As I opened my front door on a recent May morning, I was greeted by the welcoming sight of two small, dark eyes and a tiny head. She was up above me, by the light on our porch, sitting in her nest, devotedly protecting and warming her eggs. I had seen a flurry of activity over the past month — a scuttering of wings back and forth, day after day, as she built this nest, an architectural feat balancing on the tip of the lamp post.
I have observed this activity for at least five years now, each spring delighting in this bird returning (is it the same one?) to build her nest and care for her eggs. Each year I am fortunate enough to see the young baby birds poke their heads out of the nest once hatched, and one time I watched as one was on the ground, learning to fly. Each spring day when I walk out my door now, I marvel at the dedication of this mother bird as she sits on her eggs, hour after hour, day after day, because some instinct of life is guiding her to do so.
This steady cycle of nature, of the continuing of the life cycle, is especially comforting to me at this time of immense change, uncertainty, and tremendous loss for so many. It made me pause to think about what it is that I might tend to each day, what am I being guided to do that aligns with some deeper blueprint of what matters most. I find myself asking:
- What deep values are we driven by, what will we nurture, guard fiercely, and return to year after year no matter the circumstances?
- What deeper purpose allows us to show up day after day, even though there is much uncertainty, and there is so much that we can’t control?
Research on factors associated with well-being suggests that the ability to find purpose in life’s experiences may be an important contributor to one’s health, longevity, and resilience. In the face of adverse circumstances, people who report having greater life’s purpose are able to reframe stressful situations in more helpful ways that allow them to better handle life’s challenges. One study showed that people with higher reported life purpose demonstrated better emotional recovery when presented with negative emotional stimuli. The authors of the study suggest that life purpose may help individuals to avoid negative ruminations by refocusing on what is important to them.
Studies have also suggested that having a life’s purpose can be protective to one’s health, such as having less likelihood of developing Alzheimer’s disease and playing a role in maintaining healthy physical function in older adults.
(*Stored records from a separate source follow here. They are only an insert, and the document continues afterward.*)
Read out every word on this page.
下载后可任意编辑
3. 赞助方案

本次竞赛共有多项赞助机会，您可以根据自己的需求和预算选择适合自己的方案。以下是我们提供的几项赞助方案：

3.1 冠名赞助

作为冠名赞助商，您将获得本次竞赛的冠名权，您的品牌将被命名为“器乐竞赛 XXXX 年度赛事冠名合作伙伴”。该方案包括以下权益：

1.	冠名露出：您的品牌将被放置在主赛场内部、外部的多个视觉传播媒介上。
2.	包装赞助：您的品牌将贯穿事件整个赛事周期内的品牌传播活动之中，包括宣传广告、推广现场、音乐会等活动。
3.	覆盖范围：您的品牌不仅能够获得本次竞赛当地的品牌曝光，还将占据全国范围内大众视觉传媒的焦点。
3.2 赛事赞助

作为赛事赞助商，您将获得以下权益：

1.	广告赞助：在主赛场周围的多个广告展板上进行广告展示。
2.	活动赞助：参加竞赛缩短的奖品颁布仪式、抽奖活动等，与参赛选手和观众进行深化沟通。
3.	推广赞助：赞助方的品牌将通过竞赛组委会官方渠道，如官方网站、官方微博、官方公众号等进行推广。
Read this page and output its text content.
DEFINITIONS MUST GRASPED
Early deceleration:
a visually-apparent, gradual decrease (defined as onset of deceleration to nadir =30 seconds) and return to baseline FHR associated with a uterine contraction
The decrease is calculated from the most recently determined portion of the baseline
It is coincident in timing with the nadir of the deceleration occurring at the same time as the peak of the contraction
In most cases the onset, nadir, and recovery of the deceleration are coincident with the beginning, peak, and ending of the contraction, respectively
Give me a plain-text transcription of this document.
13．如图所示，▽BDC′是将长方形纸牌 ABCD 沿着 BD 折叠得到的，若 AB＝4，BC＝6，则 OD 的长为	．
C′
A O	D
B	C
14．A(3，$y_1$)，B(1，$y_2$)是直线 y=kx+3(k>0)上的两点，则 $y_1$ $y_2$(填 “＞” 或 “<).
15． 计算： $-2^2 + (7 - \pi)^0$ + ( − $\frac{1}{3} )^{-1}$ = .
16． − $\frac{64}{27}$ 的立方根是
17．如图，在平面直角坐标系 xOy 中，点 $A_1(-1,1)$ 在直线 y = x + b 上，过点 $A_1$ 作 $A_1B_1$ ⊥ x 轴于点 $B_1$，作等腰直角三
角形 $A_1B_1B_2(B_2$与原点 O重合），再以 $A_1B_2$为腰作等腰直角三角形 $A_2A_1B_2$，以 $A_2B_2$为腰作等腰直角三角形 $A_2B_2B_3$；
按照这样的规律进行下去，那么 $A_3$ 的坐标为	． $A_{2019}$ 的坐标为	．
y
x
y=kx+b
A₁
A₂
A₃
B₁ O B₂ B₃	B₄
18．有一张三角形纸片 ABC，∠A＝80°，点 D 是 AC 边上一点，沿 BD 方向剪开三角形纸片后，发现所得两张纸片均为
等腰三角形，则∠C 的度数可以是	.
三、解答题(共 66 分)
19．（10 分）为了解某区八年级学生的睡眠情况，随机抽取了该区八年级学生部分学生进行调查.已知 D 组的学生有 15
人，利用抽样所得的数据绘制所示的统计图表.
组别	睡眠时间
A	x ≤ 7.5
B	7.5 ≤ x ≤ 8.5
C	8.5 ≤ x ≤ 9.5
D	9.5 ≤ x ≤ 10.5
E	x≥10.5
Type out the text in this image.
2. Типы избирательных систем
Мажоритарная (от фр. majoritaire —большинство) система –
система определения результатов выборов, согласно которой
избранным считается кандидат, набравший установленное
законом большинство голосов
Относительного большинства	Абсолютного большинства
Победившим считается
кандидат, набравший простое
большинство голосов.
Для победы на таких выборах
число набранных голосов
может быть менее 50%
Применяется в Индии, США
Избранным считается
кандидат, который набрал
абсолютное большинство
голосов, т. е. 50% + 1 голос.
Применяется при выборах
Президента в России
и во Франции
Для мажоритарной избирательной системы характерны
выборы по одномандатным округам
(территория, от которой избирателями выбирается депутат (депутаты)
I’ve been noticing during these months of quarantine and physical distancing that finding and focusing on what is important to me has been immensely helpful in getting through — and the things that I most care about turn out to be the things that have always been there (e.g., my love for family, my desire to find ways of helping people). From my experience in my own life and working with others, one’s purpose need not be grandiose, and meaning can be discovered in simple, daily actions.
Three Steps for Finding Meaning and Purpose in Daily Life
1. Reflect on what is most important to you and find a way to express that today.
What values do you most want to live by? What personal qualities have been most important to you in your life, (e.g., your perseverance, your creativity, your compassion for others, your commitment to something you care about). What qualities do you most admire in others?
Choose one thing to focus on today — for example, being kind to others — and as you go through your day, find one way you can express that quality (e.g., perhaps being more conscious and intentional today about how you speak to others, or expressing appreciation to someone today when you might not have otherwise).
2. Find purpose in something ordinary.
We go through the motions of our day and often miss opportunities to find purpose in things that we do so routinely. But if we pause to acknowledge these moments and recognize them in a new way, there is an opportunity to connect to something deeper. Some examples might be walking a dog, cooking a meal for the family, helping a child with homework, or flossing one’s teeth (experiencing these as opportunities to take care of those we love, or simple acts of taking care of ourselves).
3. Find meaning in something small.
See if you might find purpose or meaning in something small today. We can sometimes fall into all or nothing thinking, telling ourselves that if we don’t do something big, it doesn’t count. But the fabric of our lives is made up of little moments, and little moments add up.
One of my meditation teachers encourages people to take just three mindful bites of a meal. It can be that simple. When I remember to take three mindful bites of my food, I not only connect in with the wonderful flavors and nourishment I am giving my body, but I also think about the enormous efforts of people all over the world who helped to grow, pick, package and deliver this food. There is suddenly a sense of connection, gratitude and appreciation.
Notice what happens today as you bring intention and awareness to one small thing you choose to do. Or engage in something small that you find meaningful (tending a garden, reading an article that allows you to expand your viewpoint, calling someone you care about) and take a few moments to notice how you feel during and afterwards. Notice any aspects of this experience that might have felt important in some small way. Notice what deeper values they might connect to (e.g., caring for the earth, expanding your knowledge, sharing connection with others). This second part, the noticing, is an essential part of the meaning making, as it is otherwise all too easy for this moment to slip away unacknowledged.